Now began for the runaway an even harder life than that which he had endured in the army. He found that he was virtually a slave amongst the Maoris. He had had fond imaginings of the easy time he would enjoy in the heart of Maoridom, but to quote from his own lips, "they made me work like a blessed dog." Soon after his arrival in the pa a party of men was sent off to Taiporohenui—a celebrated old village and meeting-place near the present town of Hawera—and he was ordered to go with them, and was set to work felling bush, clearing and digging, gathering firewood, and hauling water for the camp. Tito was his master—not only his master, but in hard fact his owner, with power of life and death over him. Bent divined the Maori nature too well to refuse "fatigue duty," as he had done in the Manawapou camp. There would have been no court-martial in Taiporohenui—just a crack on the head with a tomahawk. So he bent his back to the burdens with what cheerfulness he might, and was thankful for the good things Tito provided, though they took no more elaborate form than a blanket and a flax mat for a bed, and two square meals a day of pork and potatoes.

Tito was, says Bent, a man of about forty-five years of age, a stern, but not unkindly owner, with a pretty young wife of seventeen or eighteen, whose big, dark eyes were often turned with an expression of pity on the unfortunate renegade pakeha.

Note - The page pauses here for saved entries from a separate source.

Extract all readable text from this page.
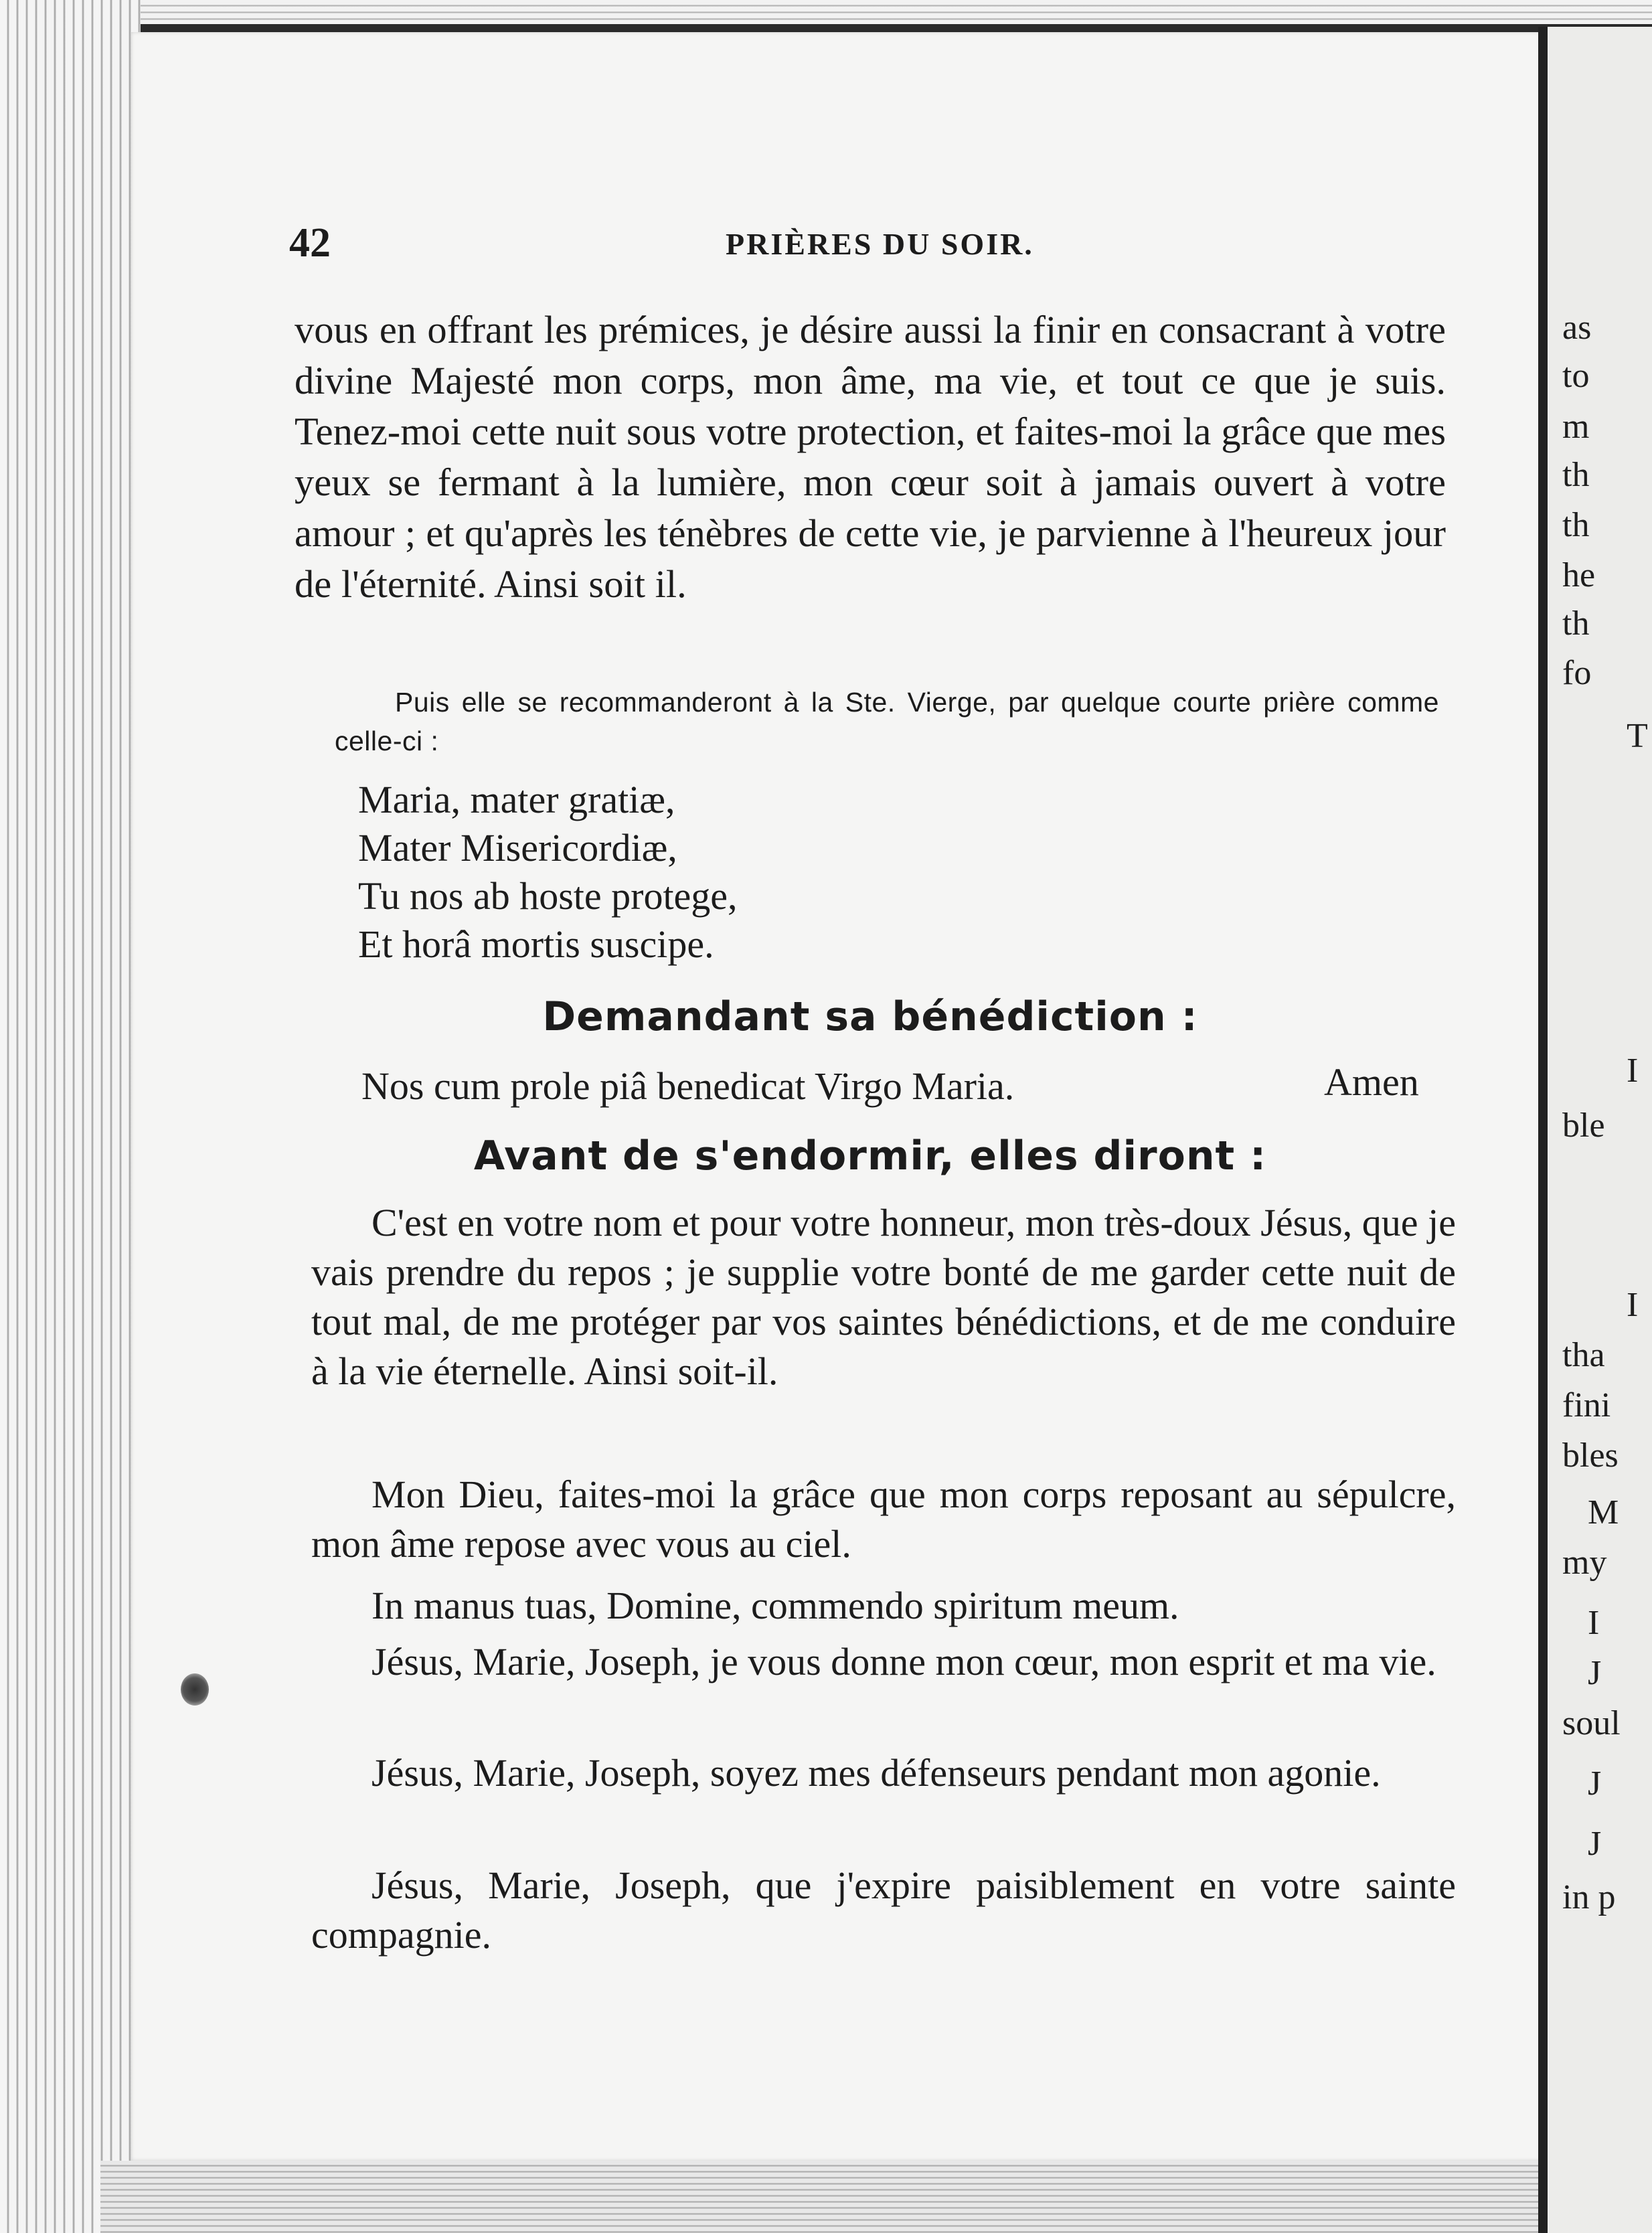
as
to
m
th
th
he
th
fo
T
I
ble
I
tha
fini
bles
M
my
I
J
soul
J
J
in p
42	PRIÈRES DU SOIR.
vous en offrant les prémices, je désire aussi la finir en consacrant à votre divine Majesté mon corps, mon âme, ma vie, et tout ce que je suis. Tenez-moi cette nuit sous votre protection, et faites-moi la grâce que mes yeux se fermant à la lumière, mon cœur soit à jamais ouvert à votre amour ; et qu'après les ténèbres de cette vie, je parvienne à l'heureux jour de l'éternité. Ainsi soit il.
Puis elle se recommanderont à la Ste. Vierge, par quelque courte prière comme celle-ci :
Maria, mater gratiæ,
Mater Misericordiæ,
Tu nos ab hoste protege,
Et horâ mortis suscipe.
Demandant sa bénédiction :
Nos cum prole piâ benedicat Virgo Maria.	Amen
Avant de s'endormir, elles diront :
C'est en votre nom et pour votre honneur, mon très-doux Jésus, que je vais prendre du repos ; je supplie votre bonté de me garder cette nuit de tout mal, de me protéger par vos saintes bénédictions, et de me conduire à la vie éternelle. Ainsi soit-il.
Mon Dieu, faites-moi la grâce que mon corps reposant au sépulcre, mon âme repose avec vous au ciel.
In manus tuas, Domine, commendo spiritum meum.
Jésus, Marie, Joseph, je vous donne mon cœur, mon esprit et ma vie.
Jésus, Marie, Joseph, soyez mes défenseurs pendant mon agonie.
Jésus, Marie, Joseph, que j'expire paisiblement en votre sainte compagnie.
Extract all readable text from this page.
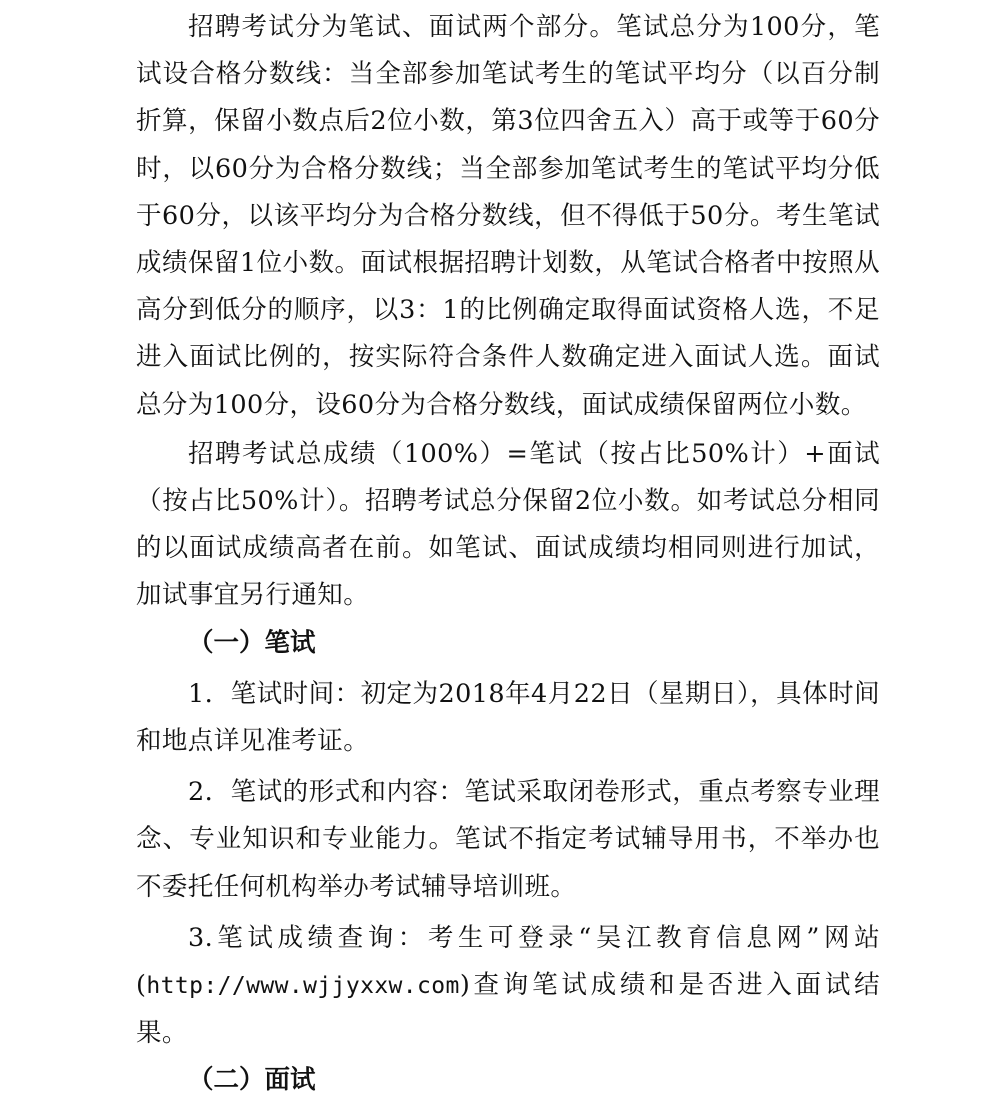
招聘考试分为笔试、面试两个部分。笔试总分为100分，笔试设合格分数线：当全部参加笔试考生的笔试平均分（以百分制折算，保留小数点后2位小数，第3位四舍五入）高于或等于60分时，以60分为合格分数线；当全部参加笔试考生的笔试平均分低于60分，以该平均分为合格分数线，但不得低于50分。考生笔试成绩保留1位小数。面试根据招聘计划数，从笔试合格者中按照从高分到低分的顺序，以3：1的比例确定取得面试资格人选，不足进入面试比例的，按实际符合条件人数确定进入面试人选。面试总分为100分，设60分为合格分数线，面试成绩保留两位小数。

招聘考试总成绩（100%）=笔试（按占比50%计）+面试（按占比50%计）。招聘考试总分保留2位小数。如考试总分相同的以面试成绩高者在前。如笔试、面试成绩均相同则进行加试，加试事宜另行通知。

（一）笔试

1．笔试时间：初定为2018年4月22日（星期日），具体时间和地点详见准考证。

2．笔试的形式和内容：笔试采取闭卷形式，重点考察专业理念、专业知识和专业能力。笔试不指定考试辅导用书，不举办也不委托任何机构举办考试辅导培训班。

3.笔试成绩查询：考生可登录“吴江教育信息网”网站(http://www.wjjyxxw.com)查询笔试成绩和是否进入面试结果。

（二）面试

The people watched the white man closely, thinking no doubt that as he was being worked so hard he might be tempted to run away if he got the chance. And whenever he went out of doors the old man who had sat opposite him in the meeting-house on the day of his first arrival followed him about, never speaking a word, with his tomahawk in his hand.

The news that a white soldier had run away to the Hauhaus soon spread amongst the Ngati-Ruanui. One day a messenger from the large village of Keteonetea came to Taiporohenui and announced that he had been sent to fetch the strange pakeha to that settlement.

"What do they want with me?" asked Bent, when Tito told him that the envoy was waiting for him.

"They want to see the colour of your skin," replied Tito.

Bent, in alarm, begged Tito not to send him to Keteonetea, for he greatly feared that he would be killed.

Tito reassured his white man, telling him that the Keteonetea people were his relatives, and that he was not to be alarmed at their demeanour, because they would not harm him.

The messenger and his white charge tramped away through the bush to the village, a lonely little spot hemmed in by the dense forests—long since hewn away and replaced by grassy fields and dairy farms. A palisade surrounded the kainga; within were clusters of large well-built reed wharés, and the inevitable Niu pole stood in the middle of the marae.

Bent found a large number of Maoris, about three hundred, assembled on the marae, the village parade ground. The scene still lives vividly in his memory—an even wilder, more savage spectacle than that of his first day at Tito's pa. The men's faces were painted red, in token of war—red smudges of ochre on their cheeks and red lines drawn across their brows; they wore feathers in their hair, their only clothes were flax mats. The lone pakeha might well have imagined himself back in the days of ancient Maoridom, before missionaries or traders had changed the barbaric simplicity of the aboriginal life. The only modern note was the firearms of the warriors; all the men carried guns (most of them double-barrelled shot-guns, and a few rifles and carbines), and wore tomahawks stuck in their broad-plaited flax belts. Most of the women were as primitive in their garb as the men; their clothing consisted chiefly of flaxen cloaks; a few wore shawls and blankets.